Simpson is a Black man living in America, regardless of how much he tried to distance himself from his melanin. His murder trial became as much about race as it was about the two victims. For most of the country, the presumption of innocence turned into a presumption of guilt.
Cochran got Simpson an acquittal. It was one of the few times when a Black defendant went up against the American justice system and won. It was the first time I can remember Caucasians saying things about the American justice system that I heard coming from the mouths of African Americans my entire life.
Twenty-two years after Simpson’s acquittal, I could care less about Simpson’s parole. His conviction on kidnapping and armed robbery had much to do with his murder acquittal and I have a bridge in Brooklyn to sell to anyone who believes otherwise.
It’s because I understand today that it’s his fault he got locked up the second time around.
Instead of just living his life quietly somewhere, Simpson thought he could press his luck after the murder conviction. No amount of charisma was going to help him a second time around, especially since there’s a large segment of the population that believes he literally got away with murder.
It’s because I’m not that same college student who foolishly believed that Simpson’s murder acquittal was somehow a victory for the race as a whole.
He did everything in his power to distance himself from me and everyone who looks like me. No one says he has to think a certain way or believe in certain things because his skin is brown. At the same time, he doesn’t deserve my allegiance just because he had the bankroll to hire some damn good lawyers.
I don’t care about his parole.
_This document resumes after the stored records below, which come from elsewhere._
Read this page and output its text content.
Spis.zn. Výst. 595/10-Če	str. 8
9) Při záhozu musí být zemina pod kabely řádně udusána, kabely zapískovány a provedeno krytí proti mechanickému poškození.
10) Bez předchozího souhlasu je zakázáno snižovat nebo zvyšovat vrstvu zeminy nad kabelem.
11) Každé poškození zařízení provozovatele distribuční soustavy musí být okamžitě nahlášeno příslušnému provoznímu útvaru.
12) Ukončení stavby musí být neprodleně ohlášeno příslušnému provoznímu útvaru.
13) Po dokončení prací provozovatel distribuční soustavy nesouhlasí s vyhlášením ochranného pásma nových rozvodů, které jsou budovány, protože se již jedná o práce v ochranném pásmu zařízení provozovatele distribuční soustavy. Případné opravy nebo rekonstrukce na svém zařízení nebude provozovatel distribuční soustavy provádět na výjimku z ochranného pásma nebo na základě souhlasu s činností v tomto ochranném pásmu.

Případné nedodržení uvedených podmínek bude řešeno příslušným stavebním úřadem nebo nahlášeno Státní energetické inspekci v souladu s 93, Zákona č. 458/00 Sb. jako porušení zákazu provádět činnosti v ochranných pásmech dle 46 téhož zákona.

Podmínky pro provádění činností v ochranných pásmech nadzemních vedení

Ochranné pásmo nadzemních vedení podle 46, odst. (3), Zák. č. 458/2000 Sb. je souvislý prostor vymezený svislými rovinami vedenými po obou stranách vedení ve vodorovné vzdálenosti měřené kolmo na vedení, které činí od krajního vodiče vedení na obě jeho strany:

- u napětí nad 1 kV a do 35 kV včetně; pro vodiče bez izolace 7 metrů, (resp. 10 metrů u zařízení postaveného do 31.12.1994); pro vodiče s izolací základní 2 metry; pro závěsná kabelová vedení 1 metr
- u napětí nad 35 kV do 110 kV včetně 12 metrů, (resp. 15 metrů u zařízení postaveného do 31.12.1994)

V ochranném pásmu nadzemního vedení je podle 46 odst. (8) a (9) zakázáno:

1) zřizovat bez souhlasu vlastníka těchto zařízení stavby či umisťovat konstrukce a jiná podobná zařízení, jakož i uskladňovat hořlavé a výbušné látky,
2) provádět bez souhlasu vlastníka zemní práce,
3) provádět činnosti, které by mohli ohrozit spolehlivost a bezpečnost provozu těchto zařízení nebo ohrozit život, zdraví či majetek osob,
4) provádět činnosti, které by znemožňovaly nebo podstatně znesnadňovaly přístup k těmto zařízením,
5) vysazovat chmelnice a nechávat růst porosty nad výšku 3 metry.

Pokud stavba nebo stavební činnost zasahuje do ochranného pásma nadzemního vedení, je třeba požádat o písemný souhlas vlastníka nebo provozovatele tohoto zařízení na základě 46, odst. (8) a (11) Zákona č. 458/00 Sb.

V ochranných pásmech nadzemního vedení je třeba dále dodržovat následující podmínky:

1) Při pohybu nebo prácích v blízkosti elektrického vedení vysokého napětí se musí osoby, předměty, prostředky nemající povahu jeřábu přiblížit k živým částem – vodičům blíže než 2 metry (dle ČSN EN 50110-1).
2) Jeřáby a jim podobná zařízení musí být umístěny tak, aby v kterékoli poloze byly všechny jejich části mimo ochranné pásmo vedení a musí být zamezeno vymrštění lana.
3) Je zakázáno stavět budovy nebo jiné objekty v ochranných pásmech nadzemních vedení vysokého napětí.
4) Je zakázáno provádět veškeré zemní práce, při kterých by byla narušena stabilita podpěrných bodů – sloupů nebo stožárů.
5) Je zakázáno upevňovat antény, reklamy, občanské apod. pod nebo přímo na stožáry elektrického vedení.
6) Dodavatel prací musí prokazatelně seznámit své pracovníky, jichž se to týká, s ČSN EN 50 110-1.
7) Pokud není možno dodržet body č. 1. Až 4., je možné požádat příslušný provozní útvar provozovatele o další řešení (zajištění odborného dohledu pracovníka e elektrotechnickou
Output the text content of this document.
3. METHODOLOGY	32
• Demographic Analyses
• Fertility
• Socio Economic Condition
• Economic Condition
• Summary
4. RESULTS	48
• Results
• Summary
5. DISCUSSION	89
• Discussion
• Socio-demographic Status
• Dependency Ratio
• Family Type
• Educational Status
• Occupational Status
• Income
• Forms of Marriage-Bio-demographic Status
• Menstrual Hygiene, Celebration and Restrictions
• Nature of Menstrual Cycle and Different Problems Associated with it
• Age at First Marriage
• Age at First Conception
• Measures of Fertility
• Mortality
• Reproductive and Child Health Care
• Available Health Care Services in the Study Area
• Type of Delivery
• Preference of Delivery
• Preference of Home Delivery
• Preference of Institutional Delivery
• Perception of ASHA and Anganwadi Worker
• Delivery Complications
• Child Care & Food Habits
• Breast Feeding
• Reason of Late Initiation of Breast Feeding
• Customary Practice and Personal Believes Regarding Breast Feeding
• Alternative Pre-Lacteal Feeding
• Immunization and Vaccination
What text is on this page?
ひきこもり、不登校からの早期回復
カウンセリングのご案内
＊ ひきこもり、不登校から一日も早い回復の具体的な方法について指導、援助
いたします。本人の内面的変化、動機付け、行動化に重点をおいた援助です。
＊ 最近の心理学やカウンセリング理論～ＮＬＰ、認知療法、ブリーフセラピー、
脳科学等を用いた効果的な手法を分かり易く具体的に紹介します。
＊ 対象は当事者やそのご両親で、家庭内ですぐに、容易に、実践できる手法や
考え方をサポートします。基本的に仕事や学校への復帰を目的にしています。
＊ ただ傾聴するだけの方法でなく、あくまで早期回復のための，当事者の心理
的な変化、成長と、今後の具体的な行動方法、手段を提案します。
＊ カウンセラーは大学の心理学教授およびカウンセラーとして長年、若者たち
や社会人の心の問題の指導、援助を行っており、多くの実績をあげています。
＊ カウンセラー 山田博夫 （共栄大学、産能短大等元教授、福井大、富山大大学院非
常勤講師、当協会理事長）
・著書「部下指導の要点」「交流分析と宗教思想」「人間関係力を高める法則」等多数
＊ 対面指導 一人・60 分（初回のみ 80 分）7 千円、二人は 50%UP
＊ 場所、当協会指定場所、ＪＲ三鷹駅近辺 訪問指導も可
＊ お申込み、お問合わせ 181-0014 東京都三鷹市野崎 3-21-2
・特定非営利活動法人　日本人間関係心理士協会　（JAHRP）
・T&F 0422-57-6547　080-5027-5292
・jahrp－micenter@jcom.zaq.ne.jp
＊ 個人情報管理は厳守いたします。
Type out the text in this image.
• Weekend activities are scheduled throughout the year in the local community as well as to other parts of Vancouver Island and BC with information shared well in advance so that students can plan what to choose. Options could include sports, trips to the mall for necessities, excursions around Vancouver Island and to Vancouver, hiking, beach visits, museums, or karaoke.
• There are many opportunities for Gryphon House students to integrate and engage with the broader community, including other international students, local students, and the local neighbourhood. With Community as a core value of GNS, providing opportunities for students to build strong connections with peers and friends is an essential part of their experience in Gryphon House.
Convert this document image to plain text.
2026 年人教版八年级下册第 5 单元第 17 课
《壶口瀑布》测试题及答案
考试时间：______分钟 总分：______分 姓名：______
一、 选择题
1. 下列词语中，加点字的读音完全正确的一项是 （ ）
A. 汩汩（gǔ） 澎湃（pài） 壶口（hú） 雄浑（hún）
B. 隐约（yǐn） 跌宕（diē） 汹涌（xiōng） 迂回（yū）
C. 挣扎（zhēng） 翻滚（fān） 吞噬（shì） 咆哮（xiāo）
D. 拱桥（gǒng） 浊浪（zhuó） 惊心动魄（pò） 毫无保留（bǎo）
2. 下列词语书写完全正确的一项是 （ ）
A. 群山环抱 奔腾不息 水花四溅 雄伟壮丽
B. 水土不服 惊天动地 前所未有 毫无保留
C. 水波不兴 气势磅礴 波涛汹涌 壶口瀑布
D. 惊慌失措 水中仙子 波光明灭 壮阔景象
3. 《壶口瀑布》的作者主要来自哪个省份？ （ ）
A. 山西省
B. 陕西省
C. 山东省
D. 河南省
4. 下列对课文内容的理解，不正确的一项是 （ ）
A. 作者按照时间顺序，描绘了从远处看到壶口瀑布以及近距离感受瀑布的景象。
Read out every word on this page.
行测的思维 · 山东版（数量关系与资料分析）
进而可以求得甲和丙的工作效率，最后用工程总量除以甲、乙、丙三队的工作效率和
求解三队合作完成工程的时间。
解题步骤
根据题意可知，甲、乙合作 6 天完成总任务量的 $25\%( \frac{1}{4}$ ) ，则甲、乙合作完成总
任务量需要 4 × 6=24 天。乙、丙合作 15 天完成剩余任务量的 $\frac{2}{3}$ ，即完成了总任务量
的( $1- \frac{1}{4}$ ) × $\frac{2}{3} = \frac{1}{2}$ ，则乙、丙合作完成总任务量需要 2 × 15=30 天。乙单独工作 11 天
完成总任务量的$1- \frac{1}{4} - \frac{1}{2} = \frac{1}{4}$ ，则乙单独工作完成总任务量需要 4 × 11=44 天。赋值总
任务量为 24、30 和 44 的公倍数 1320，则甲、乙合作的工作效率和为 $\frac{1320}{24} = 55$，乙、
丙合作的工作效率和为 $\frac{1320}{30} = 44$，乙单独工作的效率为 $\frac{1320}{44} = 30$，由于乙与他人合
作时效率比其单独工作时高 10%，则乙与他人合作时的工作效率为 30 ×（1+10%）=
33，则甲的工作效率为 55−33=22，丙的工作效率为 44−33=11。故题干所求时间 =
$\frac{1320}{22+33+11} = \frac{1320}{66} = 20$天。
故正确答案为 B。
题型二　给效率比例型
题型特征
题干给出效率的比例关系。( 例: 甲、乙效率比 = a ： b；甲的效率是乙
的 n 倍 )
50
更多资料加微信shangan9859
I also don’t care about where he will live when he gets released, the restrictions that will be placed upon him, or what he will do for money.
There are more important things for me to devote my thoughts to, more pressing issues than what this former NFL player/actor will do with his life. This ambivalence sounds cold but there’s a science to it.
My life will go on whether or not Simpson got paroled. The things I have to deal with will not change one iota when he’s released in a little more than two months.
I also don’t want to deal with the spectacle that will most certainly take place when Simpson is released.
His murder trial was the most sensational news event of my lifetime and it was covered without cell phones, tablets, and social media. Now that all these methods are available, his release will take time away from stories that actually matter.
And I still won’t give a damn…but recognize much of the public doesn’t share my sentiment.